Saturday, August 20, 2005

A forgotten humanitarian

On 10 May 1790 Sir Benjamin Hammett brought a bill before the House of Commons "for altering the Sentence of burning Women", which was to finally abolish the punishment of being burnt at the stake for petty treason (killing of a husband) and high treason (almost invariably "coining" - making fake or adulterated coins). The Bill became law on 5 June.

(I might note at this point that this is not a post for those prone to nightmares.)

There's little around on the internet on the issue, beyond this draft article about the attitudes of the period that may have led to the abolition. (And an interesting case of Nimbyism, in that it suggests the moving of the site of execution from semi-rural Tyburn to heavily built-up Newgate may have played a part in the change.)

Sir Benjamin was remembered in Notes and Queries in the 19th century, but seems to have been otherwise little noted.

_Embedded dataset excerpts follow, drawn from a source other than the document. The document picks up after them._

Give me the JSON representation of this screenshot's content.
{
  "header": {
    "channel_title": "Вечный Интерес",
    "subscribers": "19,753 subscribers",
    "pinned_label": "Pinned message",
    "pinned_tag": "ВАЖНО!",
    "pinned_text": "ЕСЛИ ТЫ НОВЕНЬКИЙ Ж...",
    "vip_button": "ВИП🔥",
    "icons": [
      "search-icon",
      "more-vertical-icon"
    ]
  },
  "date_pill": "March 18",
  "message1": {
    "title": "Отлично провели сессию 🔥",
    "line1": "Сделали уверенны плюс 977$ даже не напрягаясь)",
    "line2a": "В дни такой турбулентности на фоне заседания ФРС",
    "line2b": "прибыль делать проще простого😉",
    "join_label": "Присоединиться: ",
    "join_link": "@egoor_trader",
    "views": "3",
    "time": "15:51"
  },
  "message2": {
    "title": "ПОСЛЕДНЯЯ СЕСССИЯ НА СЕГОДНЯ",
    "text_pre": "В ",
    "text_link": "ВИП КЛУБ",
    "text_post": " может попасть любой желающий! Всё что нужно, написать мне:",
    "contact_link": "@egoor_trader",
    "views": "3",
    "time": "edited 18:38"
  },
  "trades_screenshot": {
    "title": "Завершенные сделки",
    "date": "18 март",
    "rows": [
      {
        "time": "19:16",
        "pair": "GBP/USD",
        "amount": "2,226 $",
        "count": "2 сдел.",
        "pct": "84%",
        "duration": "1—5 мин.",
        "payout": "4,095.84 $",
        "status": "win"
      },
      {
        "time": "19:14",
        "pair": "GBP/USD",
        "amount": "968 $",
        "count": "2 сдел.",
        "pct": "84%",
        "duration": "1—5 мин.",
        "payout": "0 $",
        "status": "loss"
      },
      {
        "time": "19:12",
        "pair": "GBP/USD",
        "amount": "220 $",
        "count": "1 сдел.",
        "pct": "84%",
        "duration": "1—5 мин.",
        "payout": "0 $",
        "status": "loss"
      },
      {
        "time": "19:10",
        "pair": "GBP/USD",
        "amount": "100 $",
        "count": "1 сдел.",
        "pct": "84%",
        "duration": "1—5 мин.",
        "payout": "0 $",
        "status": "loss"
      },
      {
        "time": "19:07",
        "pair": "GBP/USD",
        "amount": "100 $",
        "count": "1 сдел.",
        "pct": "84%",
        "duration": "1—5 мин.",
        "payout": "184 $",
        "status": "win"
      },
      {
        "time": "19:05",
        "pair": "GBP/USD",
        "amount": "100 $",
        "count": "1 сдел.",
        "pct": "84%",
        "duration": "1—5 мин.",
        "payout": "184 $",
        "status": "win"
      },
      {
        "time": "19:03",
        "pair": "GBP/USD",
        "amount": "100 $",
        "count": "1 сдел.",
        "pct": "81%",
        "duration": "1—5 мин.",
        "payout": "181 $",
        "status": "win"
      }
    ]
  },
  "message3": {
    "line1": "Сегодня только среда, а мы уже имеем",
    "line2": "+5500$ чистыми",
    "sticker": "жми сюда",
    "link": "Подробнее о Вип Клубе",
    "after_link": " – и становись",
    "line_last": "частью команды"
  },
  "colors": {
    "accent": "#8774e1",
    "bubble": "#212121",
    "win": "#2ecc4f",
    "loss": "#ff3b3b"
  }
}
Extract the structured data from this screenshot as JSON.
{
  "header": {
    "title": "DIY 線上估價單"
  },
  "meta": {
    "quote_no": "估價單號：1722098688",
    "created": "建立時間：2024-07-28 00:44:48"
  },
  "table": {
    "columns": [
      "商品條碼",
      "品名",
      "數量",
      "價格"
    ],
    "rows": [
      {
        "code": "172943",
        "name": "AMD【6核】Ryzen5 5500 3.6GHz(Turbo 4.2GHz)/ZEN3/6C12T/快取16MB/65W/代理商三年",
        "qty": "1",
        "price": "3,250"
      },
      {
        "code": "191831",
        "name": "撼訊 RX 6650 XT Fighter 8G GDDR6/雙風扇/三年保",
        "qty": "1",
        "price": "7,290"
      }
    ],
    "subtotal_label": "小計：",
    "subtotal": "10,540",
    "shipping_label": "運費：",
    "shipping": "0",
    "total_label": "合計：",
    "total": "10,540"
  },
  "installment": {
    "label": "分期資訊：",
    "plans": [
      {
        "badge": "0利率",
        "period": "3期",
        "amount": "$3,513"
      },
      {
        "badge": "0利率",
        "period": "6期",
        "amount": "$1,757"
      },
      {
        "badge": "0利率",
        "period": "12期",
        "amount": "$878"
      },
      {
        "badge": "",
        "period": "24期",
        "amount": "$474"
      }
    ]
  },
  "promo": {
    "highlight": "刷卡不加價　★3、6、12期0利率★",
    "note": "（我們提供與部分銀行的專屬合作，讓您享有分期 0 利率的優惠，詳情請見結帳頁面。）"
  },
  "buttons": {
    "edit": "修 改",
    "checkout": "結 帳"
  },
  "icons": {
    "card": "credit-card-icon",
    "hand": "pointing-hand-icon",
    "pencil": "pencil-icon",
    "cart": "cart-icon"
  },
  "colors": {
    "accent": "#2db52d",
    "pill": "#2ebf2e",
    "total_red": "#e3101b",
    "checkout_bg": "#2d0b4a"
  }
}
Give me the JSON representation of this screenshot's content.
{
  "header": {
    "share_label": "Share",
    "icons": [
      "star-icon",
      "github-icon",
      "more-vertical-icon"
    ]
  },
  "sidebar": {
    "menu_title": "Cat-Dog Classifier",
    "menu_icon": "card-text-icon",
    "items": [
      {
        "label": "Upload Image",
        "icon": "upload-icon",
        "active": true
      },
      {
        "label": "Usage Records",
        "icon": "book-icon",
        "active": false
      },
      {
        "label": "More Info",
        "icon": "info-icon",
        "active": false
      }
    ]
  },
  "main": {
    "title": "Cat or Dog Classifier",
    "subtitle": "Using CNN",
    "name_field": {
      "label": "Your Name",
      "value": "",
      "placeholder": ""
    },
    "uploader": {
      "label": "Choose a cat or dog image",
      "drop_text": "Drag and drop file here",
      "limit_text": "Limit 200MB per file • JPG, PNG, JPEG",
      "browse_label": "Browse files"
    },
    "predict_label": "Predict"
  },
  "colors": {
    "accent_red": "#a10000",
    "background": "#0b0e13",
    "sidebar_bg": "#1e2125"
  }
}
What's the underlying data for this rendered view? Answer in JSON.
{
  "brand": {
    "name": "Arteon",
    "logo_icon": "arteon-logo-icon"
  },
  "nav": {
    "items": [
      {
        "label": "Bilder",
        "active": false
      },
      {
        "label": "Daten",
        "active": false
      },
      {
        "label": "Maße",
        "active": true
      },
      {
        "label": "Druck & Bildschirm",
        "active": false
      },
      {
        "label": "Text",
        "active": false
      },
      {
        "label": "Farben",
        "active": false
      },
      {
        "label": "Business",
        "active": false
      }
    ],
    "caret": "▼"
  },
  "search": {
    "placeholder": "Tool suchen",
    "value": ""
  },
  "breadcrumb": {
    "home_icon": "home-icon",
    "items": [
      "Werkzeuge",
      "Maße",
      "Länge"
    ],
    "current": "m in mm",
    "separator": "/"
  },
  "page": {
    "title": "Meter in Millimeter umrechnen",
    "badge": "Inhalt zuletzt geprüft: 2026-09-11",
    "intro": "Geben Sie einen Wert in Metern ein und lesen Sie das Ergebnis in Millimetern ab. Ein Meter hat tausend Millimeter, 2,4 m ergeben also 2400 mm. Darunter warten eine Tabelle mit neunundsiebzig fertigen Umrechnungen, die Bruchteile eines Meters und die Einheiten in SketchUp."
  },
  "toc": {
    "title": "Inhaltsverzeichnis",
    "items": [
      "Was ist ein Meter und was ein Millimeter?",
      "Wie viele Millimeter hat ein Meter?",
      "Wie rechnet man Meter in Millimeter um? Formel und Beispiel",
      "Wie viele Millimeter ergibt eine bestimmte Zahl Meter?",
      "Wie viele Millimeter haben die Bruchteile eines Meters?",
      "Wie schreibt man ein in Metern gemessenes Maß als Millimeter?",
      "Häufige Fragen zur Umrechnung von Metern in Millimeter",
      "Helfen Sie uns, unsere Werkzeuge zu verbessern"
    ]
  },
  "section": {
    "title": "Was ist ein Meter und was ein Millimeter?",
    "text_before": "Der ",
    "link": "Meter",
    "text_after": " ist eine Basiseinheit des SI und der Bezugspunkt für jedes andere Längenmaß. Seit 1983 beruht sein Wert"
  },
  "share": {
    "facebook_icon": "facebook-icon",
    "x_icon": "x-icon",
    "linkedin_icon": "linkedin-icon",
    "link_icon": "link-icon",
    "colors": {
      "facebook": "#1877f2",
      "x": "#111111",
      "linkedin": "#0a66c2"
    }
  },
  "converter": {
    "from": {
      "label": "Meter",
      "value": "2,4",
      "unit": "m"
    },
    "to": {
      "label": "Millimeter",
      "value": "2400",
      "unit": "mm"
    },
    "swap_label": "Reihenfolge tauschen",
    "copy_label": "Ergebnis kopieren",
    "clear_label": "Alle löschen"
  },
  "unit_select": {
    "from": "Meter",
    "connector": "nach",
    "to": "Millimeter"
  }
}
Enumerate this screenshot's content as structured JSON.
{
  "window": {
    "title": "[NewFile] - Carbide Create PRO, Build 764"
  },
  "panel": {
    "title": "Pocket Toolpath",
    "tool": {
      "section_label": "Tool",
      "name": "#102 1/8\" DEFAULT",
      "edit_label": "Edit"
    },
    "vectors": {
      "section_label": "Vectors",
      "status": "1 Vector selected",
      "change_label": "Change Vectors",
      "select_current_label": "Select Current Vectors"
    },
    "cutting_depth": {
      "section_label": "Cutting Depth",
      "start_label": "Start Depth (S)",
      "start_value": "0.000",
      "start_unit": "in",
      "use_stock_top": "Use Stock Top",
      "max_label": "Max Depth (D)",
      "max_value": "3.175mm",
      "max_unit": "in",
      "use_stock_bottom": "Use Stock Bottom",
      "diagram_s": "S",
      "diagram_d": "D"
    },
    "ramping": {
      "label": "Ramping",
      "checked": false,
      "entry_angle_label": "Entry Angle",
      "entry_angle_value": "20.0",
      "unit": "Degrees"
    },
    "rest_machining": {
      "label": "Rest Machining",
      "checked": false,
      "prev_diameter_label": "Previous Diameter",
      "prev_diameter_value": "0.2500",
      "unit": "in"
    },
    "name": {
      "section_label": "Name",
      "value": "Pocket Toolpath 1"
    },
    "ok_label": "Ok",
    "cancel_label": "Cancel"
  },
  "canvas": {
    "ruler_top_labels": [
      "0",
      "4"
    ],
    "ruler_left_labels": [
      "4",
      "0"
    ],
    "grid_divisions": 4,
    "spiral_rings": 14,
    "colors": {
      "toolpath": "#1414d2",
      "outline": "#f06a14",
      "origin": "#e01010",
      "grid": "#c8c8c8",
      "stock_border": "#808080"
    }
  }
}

N&Q reports that he told parliament this was

"One of the savage remains of Norman policy, disgracing our statute book, as the practice did the common law."


The replacement punishment still meant being hung by the neck until dead, but when you read an account of the death of Eleanor Elsom in Lincoln in 1722, that does sound like a mercy. Like most women in the 18th century (except occasionally when practical arrangements went wrong, as in the famous case of Catherine Hayes in 1726, when the executioner was said to be drunk), she was, it seems, dead before the fire reached her, but what she had endured first ...
"She was clothed in a cloth 'made like a shift', saturated with tar, and her limbs were also smeared with the same inflammable substance, while a tarred bonnet had been placed on her head. She was brought out of the prison barefoot, and, being put on a hurdle, was drawn on a sledge to the place of execution near the gallows. Upon arrival, some time was passed in prayer, after which the executioner placed her in a tar barrel, a height of three feet against the stake. A rope ran through a pulley in the stake, and was placed around her neck, she herself fixing it with her hands. Three irons also held her body to the stake, and the rope being pulled tight, the tar barrel was taken aside and the fire lighted. The details in the 'Lincoln Date Book' state that she was probably quite dead before the fire reached her, as the executioner pulled upon the rope several times whilst the irons were being fixed." (From William Andrews, Bygone Punishments, 1899 quoted in "Sentence of Death By Burning For Women" in The Journal of Legal History, Vol 5, No 1, May 1984, pp. 44-59; p. 47).


As Sir Benjamin told Parliament, this was gender inequality, for men convicted of the same offenses were no longer subject to drawing and quartering and "women should not receive a more dreadful punishment than men". Plus "it had been proved by experience that the shocking punishment did not prevent the crime". (p. 55)

Interestingly there seems to have been little debate, and almost unanimous support for the Bill, in, as Sir Benjamin put it, "the cause of humanity".

There's a very brief outline of Sir Benjamin's background, from a Taunton perspective, here. But I thought he deserved a bit more recognition as the architect of a small step on the road to civilisation. It would take another two centuries (not, you'd have to say in the broad sweep of these things a bad rate of progress), to finally, definitely, end the barbarism of the death penalty in Britain.

, a Technorati tag

3 Comments:

Blogger Martha Bridegam said...

And murder of a wife? I'm sure that was not equally "petty treason" but out of curiosity what was the charge -- vandalism?

8/20/2005 08:21:00 am  
Anonymous Anonymous said...

It was plain murder. The difficulty, if you read court records on the subject (there are quite a few cases in the Old Bailey Proceedings Online), was persuading a jury to convict. I have a 17th-century Welsh case where a husband stabbed his wife in front of witnesses, and the jury still acquitted him (he claimed she had 'provoked' him by robbing him, and even if that were true it should still have been manslaughter at least...). Let alone the more common cases where the evidence is unclear because the violence had taken place in private, and even if neighbours had heard something they had not seen what happened, and the husband could claim it was an accident, or suicide... or something.

Servants (of either sex) who murdered their masters and people who killed their parents were also charged with petty treason. Funnily enough, though, while women convicted of petty treason got the same punishment as women convicted of high treason, male 'petty' traitors did not receive the full and gruesome hanging/drawing/quartering treatment. (As I understand it, there was the additional element of being 'drawn' to the gallows on a hurdle, but then they were simply hanged.)

I know of a couple of articles on the sentence of burning to death for women, which I've never quite managed to read:

Campbell, Ruth. 'Sentence of death by burning for women'. Journal of Legal History, 5 (1984).

Harvey, A D. 'Burning women at the stake in eighteenth-century England'. Criminal Justice History, 11 (1990).

The abolition is part of a wider context of growing unease with the use of savage, public punishments. (The term 'Bloody Code' itself was coined by reformers sometime in the late 18th century, which tells you something about changing attitudes.) (On that, you need to read VAC Gatrell's The hanging tree. It's a wonderful book.) And it may also connect to changing ideas about women at the time, too (shifting from earlier views of them as dangerous, oversexed, etc, to being vulnerable, weak, asexual, etc...).

8/20/2005 10:06:00 am  
Blogger Natalie Bennett said...

The draft article to which I point in the post has some interesting thoughts on that changing view of women.